NAB introduces plain English loans for Small Business

NAB introduces plain English loans for Small Business

It’ll be an end to hidden surprises for NAB business customers, with the bank introducing shorter plain English loan contracts for its small business borrowers.

It is expected that over 130,000 small business owners will benefit from the change which will see contract pages slashed and one-third of existing terms and conditions discarded.

NAB Executive General Manager Business Direct and Small Business Leigh O’Neill said the bank was listening and responding to customer needs and making banking simpler and fairer.

“It’s a complete transformation – what we have now is a transparent, user friendly document that is easy to read and much shorter in length. Sentences are in plain English, without unnecessary complexity,” O’Neill said.

NAB consulted widely with industry and customers to ensure new loan documents contain language that makes sense.

“Our commitments to customers are set out very clearly- we promise to act fairly and responsibly. Our customers ask us to back them in the moments that matter- these new contracts demonstrate that we’re in this journey together.”

The move comes off the back of a December 2016 inquiry into Small Business Loans which recommended changes be implemented by the banks by July 2017.

Australian Small Business and Family Enterprise Ombudsman Kate Carnell has welcomed the move by NAB, describing it as a positive step.

“The inquiry report recommended that where a small business had met loan payments and acted lawfully, the bank must not default a loan for any reason,” Carnell said.

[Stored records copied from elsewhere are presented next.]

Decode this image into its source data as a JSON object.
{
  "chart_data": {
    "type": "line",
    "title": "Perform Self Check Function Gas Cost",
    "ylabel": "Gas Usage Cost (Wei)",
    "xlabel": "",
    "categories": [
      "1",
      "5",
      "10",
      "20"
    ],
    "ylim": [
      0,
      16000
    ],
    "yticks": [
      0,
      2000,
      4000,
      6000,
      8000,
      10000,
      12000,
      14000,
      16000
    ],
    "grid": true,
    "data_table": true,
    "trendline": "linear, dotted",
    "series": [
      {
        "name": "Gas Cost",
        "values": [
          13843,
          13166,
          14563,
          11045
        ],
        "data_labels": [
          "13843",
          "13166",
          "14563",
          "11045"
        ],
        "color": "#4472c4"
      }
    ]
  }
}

“The report also said conditions must be removed where banks could unilaterally value existing security assets during the life of a loan, and not invoke financial covenants or catch-all ‘material adverse change’ clauses.

Carnell suggested current loan conditions are one-sided and unfair.

“It shouldn’t have taken so long, but we finally have a situation where banks will be treating small business clients as partners and share some of the risks. Currently, the contractual relationship is one-sided and unfair.”

“I applaud NAB for being first off the mark and urge other banks to follow,” Carnell said.

NAB Chief Legal & Commercial Counsel Sharon Cook said NAB is working with the wider banking industry, ASIC and customers to address the concerns raised by Carnell’s inquiry.

“The importance of a simple and fair contract cannot be underestimated. We’ve been simplifying across all areas of the bank and these changes are industry-leading,” Cook said.

With 69 per cent of SMEs citing that dealing with red tape takes a lot of effort, freeing up the capacity of business customers to spend more time on innovating and growing is a key focus for NAB.

“SMEs say dealing with big companies and the complexity of having multiple definitions for the small business sector makes it tough for their business to succeed. That’s why we continue to call on all levels of government and the business community to take action on establishing a single, clear definition for small businesses,” said O’Neill.